Ryan, my hope, of course, wold be that the challenge to Amendment C is the opening salvo in a series of lawsuits that would tie the South Dakota Legislature in knots.
An ancillary hope is that, after winning in court on April 8, Brendan Johnson circulates a petition to run for Governor as an independent. (Partisan petitions are due March 29; indy petitions are due April 26.)
This single subject rule does seem “simple”. But we now have so many legislators who can’t handle 2 ideas or more at the same time. I bet their mental Venn Diagrams are empty.
Fair play in sticking to the single subject rule now. It’s the right thing to do.
Brendan Johnson will make a fine governor. He is intelligent, energetic, eloquent, and everything that our present governor is not.
I do agree that requiring 60% majority on initiatives for raising taxes AND those that allocate money are two very different issues and should be 2 separate amendments.
Anther suit could easily be brought asserting that initiated laws, referred laws and constitutional amendments are also 3 different subjects. Any attorney wants to represent my name on that (I’m not the president of some wealthy business interest mind you, just a regular old working citizen) and is good hearted enough to do so anticipating recompense from scoring and easy victory over the obnoxious state legislature, let me know.

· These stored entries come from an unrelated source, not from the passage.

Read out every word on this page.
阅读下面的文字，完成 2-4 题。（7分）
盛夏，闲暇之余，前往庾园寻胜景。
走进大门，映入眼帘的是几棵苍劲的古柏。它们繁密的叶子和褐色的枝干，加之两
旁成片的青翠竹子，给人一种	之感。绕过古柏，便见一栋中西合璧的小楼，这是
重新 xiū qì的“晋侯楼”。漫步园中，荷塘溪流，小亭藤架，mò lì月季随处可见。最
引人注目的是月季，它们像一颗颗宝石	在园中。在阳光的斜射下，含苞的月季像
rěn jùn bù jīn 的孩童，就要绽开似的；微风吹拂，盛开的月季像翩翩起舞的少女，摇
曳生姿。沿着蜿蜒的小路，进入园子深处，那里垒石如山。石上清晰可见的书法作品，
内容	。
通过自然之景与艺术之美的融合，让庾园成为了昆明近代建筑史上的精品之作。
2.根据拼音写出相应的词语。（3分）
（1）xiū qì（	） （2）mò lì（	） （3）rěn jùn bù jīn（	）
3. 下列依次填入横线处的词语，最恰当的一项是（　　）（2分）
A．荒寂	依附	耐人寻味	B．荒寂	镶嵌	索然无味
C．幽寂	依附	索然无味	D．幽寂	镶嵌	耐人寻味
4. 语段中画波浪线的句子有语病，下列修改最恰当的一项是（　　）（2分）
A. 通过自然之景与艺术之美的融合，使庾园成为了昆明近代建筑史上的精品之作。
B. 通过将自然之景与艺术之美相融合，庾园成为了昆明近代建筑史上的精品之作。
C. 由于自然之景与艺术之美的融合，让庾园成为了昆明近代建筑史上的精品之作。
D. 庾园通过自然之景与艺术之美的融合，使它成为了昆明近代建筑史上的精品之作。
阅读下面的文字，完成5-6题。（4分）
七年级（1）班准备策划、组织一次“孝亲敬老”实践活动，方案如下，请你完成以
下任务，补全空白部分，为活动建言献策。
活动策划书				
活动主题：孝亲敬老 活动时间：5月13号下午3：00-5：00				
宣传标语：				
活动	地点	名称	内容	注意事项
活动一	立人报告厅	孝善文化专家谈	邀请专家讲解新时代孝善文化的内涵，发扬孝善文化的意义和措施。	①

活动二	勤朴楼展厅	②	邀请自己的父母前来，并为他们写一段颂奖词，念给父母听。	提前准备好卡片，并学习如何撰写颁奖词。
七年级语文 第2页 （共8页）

The unconstitutional finding on the marijuana amendment now ought to be the reasoning/standards applied to EVERY application of the Single Subject Rule by all courts moving forward. Just like the marijuana opponents got a favorable ruling by showing that there were multiple subjects in that amendment, that method of interpretation ought to be the challenge for everything moving forward. That is how the rule of law works. The must never be arbitrary decisions not driven by a set of rules or the expectation of compliance and the very core of legitimacy is lost.
Alternativly, if the Single Subject rule is arbitrary and capricious, then IT needs to be reviewed and rejected.